Third-Party Access Control Systems supporting ASCII (clear text) transmission can trigger Alarms (and thus also scripting) or direct camera to monitor callups within Endura.
Pelco Video Management
Endura UDI5000-MTRX in ASCII mode All Versions
Clarify known methods for configuration within Third-Party Access Control Systems and UDI5000-MTRX.
note: The Example Third-Party Access Control System used for this article is Galaxy Access Control Systems. In reality, any system which can output the correct Pelco ASCII (cleartext) data - or user configurable ASCII - is capable of integration with Endura in this manner.
To begin, select one of the following Articles to configure and test the UDI5000-MTRX to receive the ASCII (cleartext):
a. Configuring UDI5000-MTRX in ASCII mode: Network Server, as shown in LL#11648. This means the UDI5000-MTRX will receive ASCII via TCP/IP (ethernet). This is the method which the remainder of this article covers for the example Galaxy Access Control System.
...the other options are...
b. Configuring UDI5000-MTRX in ASCII mode: REST/HTTP
c. Configuring UDI5000-MTRX in ASCII Mode: Network Client
d. Configuring UDI5000-MTRX in ASCII mode: Serial
e. Configuring UDI5000-MTRX in ASCII mode: UDP
Ensure that the Third-Party Access Control System has the appropriate license or module activated to send ASCII (clear text) data to the UDI5000-MTRX. In this example, the Galaxy Access Control System must be Registered for "CCTV Support" as described in Pages 6 through 10 of the SG CCTV Interface Guide.
In our example configuration, the Galaxy Access Control System was virtualized onto a Windows 2008 Server which had no physical RS232/422 Serial/COM Port. Based on that, the initial attempt was to configure Galaxy to send to its ASCII data to the UDI5000-MTRX using TCP/IP on Port 3002. This attempt failed however, as the Galaxy Access Control System sending-format had been developed for use with a Third-Party Communications Lantronix Terminal Device, and the data being received was not interpretable by the UDI5000-MTRX. A workaround was devised (continue to step 4)...
Click here to download and install the HW-Group VSP3 Virtual Serial Port Freeware Application using all default options during installation.

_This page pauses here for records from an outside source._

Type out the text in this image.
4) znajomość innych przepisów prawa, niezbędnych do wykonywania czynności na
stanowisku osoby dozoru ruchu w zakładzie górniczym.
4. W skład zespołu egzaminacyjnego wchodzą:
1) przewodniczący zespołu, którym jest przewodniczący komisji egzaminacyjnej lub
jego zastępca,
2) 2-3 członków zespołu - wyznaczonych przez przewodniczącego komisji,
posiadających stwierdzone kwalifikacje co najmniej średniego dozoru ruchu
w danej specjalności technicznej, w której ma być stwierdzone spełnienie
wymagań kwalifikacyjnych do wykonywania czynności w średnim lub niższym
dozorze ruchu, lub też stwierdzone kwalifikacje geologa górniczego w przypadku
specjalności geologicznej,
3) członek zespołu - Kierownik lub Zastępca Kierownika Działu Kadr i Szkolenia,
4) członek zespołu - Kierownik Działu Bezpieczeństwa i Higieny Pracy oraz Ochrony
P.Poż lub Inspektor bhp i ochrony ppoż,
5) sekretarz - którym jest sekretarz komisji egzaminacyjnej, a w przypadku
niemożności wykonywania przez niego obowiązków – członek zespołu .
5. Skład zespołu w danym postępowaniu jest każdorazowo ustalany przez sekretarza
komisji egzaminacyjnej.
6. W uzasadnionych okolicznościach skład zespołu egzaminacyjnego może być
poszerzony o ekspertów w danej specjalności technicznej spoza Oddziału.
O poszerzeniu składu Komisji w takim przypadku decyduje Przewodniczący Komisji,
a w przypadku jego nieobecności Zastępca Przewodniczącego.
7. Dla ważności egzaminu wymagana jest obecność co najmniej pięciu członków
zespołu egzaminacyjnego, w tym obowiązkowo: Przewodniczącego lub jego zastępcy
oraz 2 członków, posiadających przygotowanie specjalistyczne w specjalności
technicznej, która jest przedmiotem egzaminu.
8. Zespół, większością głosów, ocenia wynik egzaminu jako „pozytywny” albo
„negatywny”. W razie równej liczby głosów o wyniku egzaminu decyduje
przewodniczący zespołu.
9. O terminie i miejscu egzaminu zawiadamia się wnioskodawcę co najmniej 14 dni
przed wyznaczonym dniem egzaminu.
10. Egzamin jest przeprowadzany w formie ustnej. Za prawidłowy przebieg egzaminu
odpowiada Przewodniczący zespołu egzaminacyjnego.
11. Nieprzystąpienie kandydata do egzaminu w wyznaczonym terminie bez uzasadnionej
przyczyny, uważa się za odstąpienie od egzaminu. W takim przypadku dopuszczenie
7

Launch the installed HW Virtual Serial Port application (shortcut should be on desktop), and configure as follows:
a. From the Virtual Serial Port tab, click the Login button and press OK...
b. Note (or change as desired) the COM PORT Number shown in the Port Name dropdown-menu.
c. Configure the IP Address field to point to the UDI5000-MTRXs' IP Address, and the Port field to 3002, or as configured from step 1a above.
d. Click the Create COM button, and wait for the VSP Status field to read "Created"...
Next, configure the Third-Party Access Control System to send its ASCII data to COM3 (or as-configured in step 5). For Galaxy Access Control, this is achieved as outlined on Page 11 "Adding a CCTV Switch" of the SG CCTV Interface Guide.
Finally, from within the Access Control System, configure what the various event types will send to the UDI5000-MTRX aka "CCTV Switch", as shown here from page 16 of the SG CCTV Interface Guide...
...in this illustration, a "Door Forced Open:" event at the Galaxy Access Control System level will trigger the following:
a. Alarm 2 will be sent to the UDI5000-MTRX, which is the ASCII command 2Ea.
b. The command to display Camera number 1 onto Monitor number 1 will be sent to the UDI5000-MTRX, which is the ASCII command 1Ma1#a.
c. The command to display Camera number 2 onto Monitors 4 and 5 will be sent to the UDI5000-MTRX as well, 4Ma2#a & 5Ma2#a.
note: The fields for DVR Camera and Manual Commands may not work for 2nd Generation Endura Devices, contact Galaxy Access Control Systems for details.